The federal government has urged insurance and reinsurance firms to prepare for periodic increases in their capital requirements, even as the sector races to meet the new minimum capital thresholds set under the Nigerian Insurance Industry Reform Act (NIIRA) 2025.
The ongoing recapitalisation exercise—expected to conclude by July 31, 2026—marks the most ambitious overhaul of the industry in decades. But according to Minister of State for Finance, Dr. Doris Uzoka-Anite, the reforms are only the beginning.
Speaking at an industry forum, she said the sector must continually strengthen its capital base if it hopes to underwrite high-value risks in aviation, oil and gas, cross-border operations, and even insure local banks whose capitalisation now exceeds N200 billion.
A Stronger Insurance Sector as Cornerstone of Economic Reforms
Uzoka-Anite noted that Nigeria’s broader fiscal, monetary, and structural reforms require an insurance sector capable of boosting investor confidence, supporting production, and providing long-term financial stability.
“For years, lack of public trust and weak investor confidence have undermined the insurance industry,” she said. “NIIRA 2025 is designed to correct that and rebuild credibility.”
She pledged the Finance Ministry’s continued support for NAICOM’s drive to improve prompt claims settlement, market conduct supervision, compulsory insurance enforcement, and consumer data protection.
“These measures are not punitive but corrective—meant to protect both the industry and its consumers,” she added.
Lessons From the Banking Sector
Drawing parallels with the banking industry, the minister reminded industry leaders that Nigerian banks have undergone multiple recapitalisation rounds since 2004—resulting in one of sub-Saharan Africa’s strongest financial systems.
“This is the same vision we have for the insurance sector,” she said. “Globally, the insurance industry is often stronger than the banking sector, but in Nigeria the reverse is the case. That must change.”
She criticised decades-long delays in reforming the sector, stressing that stronger regulation must be matched with stronger governance from operators themselves.
“There will be multiple amendments to NIIRA and multiple recapitalisations until we achieve the industry we want,” she declared. “NIIRA 2025 is not just a law; it is a national mission to rebuild trust and redefine the role of insurance in our economy.”

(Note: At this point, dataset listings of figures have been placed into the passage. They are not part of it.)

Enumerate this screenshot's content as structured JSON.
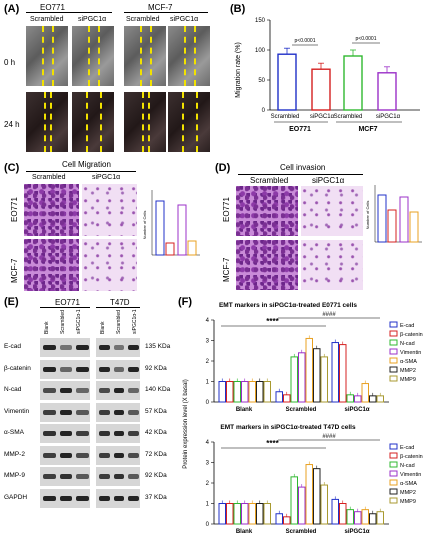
{
  "panelA": {
    "letter": "(A)",
    "col1": "EO771",
    "col2": "MCF-7",
    "sub": [
      "Scrambled",
      "siPGC1α",
      "Scrambled",
      "siPGC1α"
    ],
    "rows": [
      "0 h",
      "24 h"
    ]
  },
  "panelB": {
    "letter": "(B)",
    "ylabel": "Migration rate (%)",
    "p1": "p<0.0001",
    "p2": "p<0.0001",
    "groups": [
      "EO771",
      "MCF7"
    ],
    "bars": [
      "Scrambled",
      "siPGC1α",
      "Scrambled",
      "siPGC1α"
    ]
  },
  "panelC": {
    "letter": "(C)",
    "title": "Cell Migration",
    "sub": [
      "Scrambled",
      "siPGC1α"
    ],
    "rows": [
      "EO771",
      "MCF-7"
    ],
    "ylabel": "Number of Cells"
  },
  "panelD": {
    "letter": "(D)",
    "title": "Cell invasion",
    "sub": [
      "Scrambled",
      "siPGC1α"
    ],
    "rows": [
      "EO771",
      "MCF-7"
    ],
    "ylabel": "Number of Cells"
  },
  "panelE": {
    "letter": "(E)",
    "groups": [
      "EO771",
      "T47D"
    ],
    "lanes": [
      "Blank",
      "Scrambled",
      "siPGC1α-1"
    ],
    "proteins": [
      "E-cad",
      "β-catenin",
      "N-cad",
      "Vimentin",
      "α-SMA",
      "MMP-2",
      "MMP-9",
      "GAPDH"
    ],
    "kda": [
      "135 KDa",
      "92 KDa",
      "140 KDa",
      "57 KDa",
      "42 KDa",
      "72 KDa",
      "92 KDa",
      "37 KDa"
    ]
  },
  "panelF": {
    "letter": "(F)",
    "title1": "EMT markers in siPGC1α-treated E0771 cells",
    "title2": "EMT markers in siPGC1α-treated T47D cells",
    "ylabel": "Protein expression level (X basal)",
    "sig1": "****",
    "sig2": "####",
    "legend": [
      "E-cad",
      "β-catenin",
      "N-cad",
      "Vimentin",
      "α-SMA",
      "MMP2",
      "MMP9"
    ]
  },
  "colors": {
    "blue": "#2030c8",
    "red": "#d42020",
    "green": "#30b830",
    "purple": "#9b30c8",
    "orange": "#e8a020",
    "gold": "#a89a30",
    "yellow": "#e8c020"
  },
  "chart_data": [
    {
      "type": "bar",
      "categories": [
        "EO771 Scrambled",
        "EO771 siPGC1α",
        "MCF7 Scrambled",
        "MCF7 siPGC1α"
      ],
      "values": [
        93,
        68,
        90,
        62
      ],
      "ylim": [
        0,
        150
      ],
      "ylabel": "Migration rate (%)"
    },
    {
      "type": "bar",
      "categories": [
        "Blank",
        "Scrambled",
        "siPGC1α"
      ],
      "ylim": [
        0,
        4
      ],
      "series": [
        {
          "name": "E-cad",
          "values": [
            1,
            0.5,
            2.9
          ]
        },
        {
          "name": "β-catenin",
          "values": [
            1,
            0.35,
            2.8
          ]
        },
        {
          "name": "N-cad",
          "values": [
            1,
            2.2,
            0.35
          ]
        },
        {
          "name": "Vimentin",
          "values": [
            1,
            2.4,
            0.3
          ]
        },
        {
          "name": "α-SMA",
          "values": [
            1,
            3.1,
            0.9
          ]
        },
        {
          "name": "MMP2",
          "values": [
            1,
            2.6,
            0.3
          ]
        },
        {
          "name": "MMP9",
          "values": [
            1,
            2.2,
            0.3
          ]
        }
      ]
    },
    {
      "type": "bar",
      "categories": [
        "Blank",
        "Scrambled",
        "siPGC1α"
      ],
      "ylim": [
        0,
        4
      ],
      "series": [
        {
          "name": "E-cad",
          "values": [
            1,
            0.5,
            1.2
          ]
        },
        {
          "name": "β-catenin",
          "values": [
            1,
            0.35,
            1.0
          ]
        },
        {
          "name": "N-cad",
          "values": [
            1,
            2.3,
            0.7
          ]
        },
        {
          "name": "Vimentin",
          "values": [
            1,
            1.8,
            0.6
          ]
        },
        {
          "name": "α-SMA",
          "values": [
            1,
            2.9,
            0.7
          ]
        },
        {
          "name": "MMP2",
          "values": [
            1,
            2.7,
            0.5
          ]
        },
        {
          "name": "MMP9",
          "values": [
            1,
            1.9,
            0.6
          ]
        }
      ]
    }
  ]
}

Industry Regulators, Experts Back Reforms
Commissioner for Insurance, Mr. Olusegun Omosehin, reaffirmed NAICOM’s commitment to building a strong, solvent, and competitive insurance industry capable of meeting obligations to policyholders.
“The recapitalisation mandated by NIIRA 2025 is aimed at strengthening financial soundness and stability,” he said. “Rebuilding trust is non-negotiable.”
Supporting the minister’s position, Dr. Biodun Adedipe, founder of B. Adedipe Associates, said the 400 percent increase in capital requirements may seem steep but should be reviewed systematically at least every five years to ensure long-term resilience.
Under NIIRA 2025, new minimum capital requirements have increased dramatically:
- Life insurers: N10 billion (from N2 billion)
- Non-life insurers: N15 billion (from N3 billion)
- Reinsurance companies: N35 billion (from N5 billion)
The reforms, the federal government insists, will determine not just the industry’s competitiveness but its contribution to economic growth, job creation, and social protection.